Dr WASHER (Moore) (20:12): I agree with the comments of my colleague Judi Moylan, the member for Pearce, in her budget response speech on 23 May, when she described the budget as an opportunity lost. I support her sentiment and make a further observation on the desperate scramble to achieve a pathetic, smoke-and-mirrors excuse for a surplus that totally dismisses Australia's responsibility to halt the enormity of the diabetes epidemic that is set to engulf this country and, potentially, ultimately bankrupt it.

The 2005 Australian diabetes, obesity and lifestyle study (AusDiab) follow-up study showed that 1.7 million Australians have diabetes. Up to half of the cases of type 2 diabetes remain undiagnosed. By 2031 it is estimated that 3.3 million Australians will have type 2 diabetes.
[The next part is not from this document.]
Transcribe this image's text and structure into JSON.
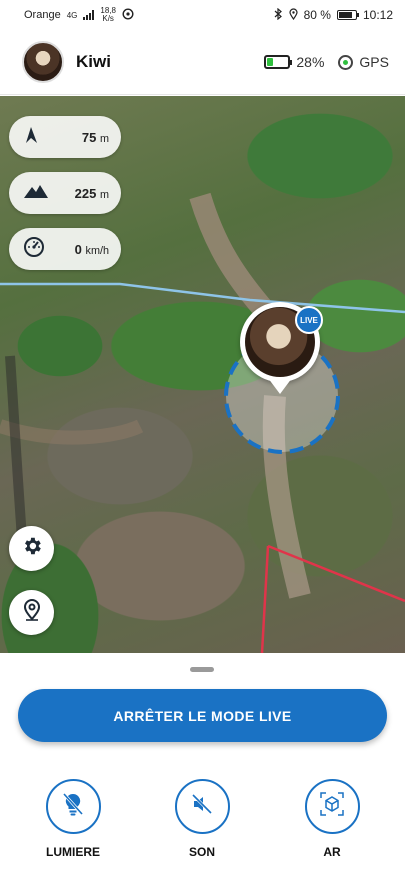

The total financial cost in this country of type 2 diabetes is estimated at $10.3 billion per annum. Of this, productivity losses make up $4.1 billion. People with this disease who can no longer work effectively become statistics in terms of the cost of treatment of this sinister disease.

One leading Australian expert, Professor Stephen Colagiuri, has published the prediction that the cost of diabetes in Australia will exceed $23 billion within 20 years. Another Australian world expert, Professor Paul Zimmet, in commenting on this budget, stated that the diabetes epidemic will become the fastest growing non-infectious disease epidemic in human history. He has expressed his deep disappointment at the Gillard government's decision to reduce funding for a major four-year, $200 million program for the prevention of type 2 diabetes.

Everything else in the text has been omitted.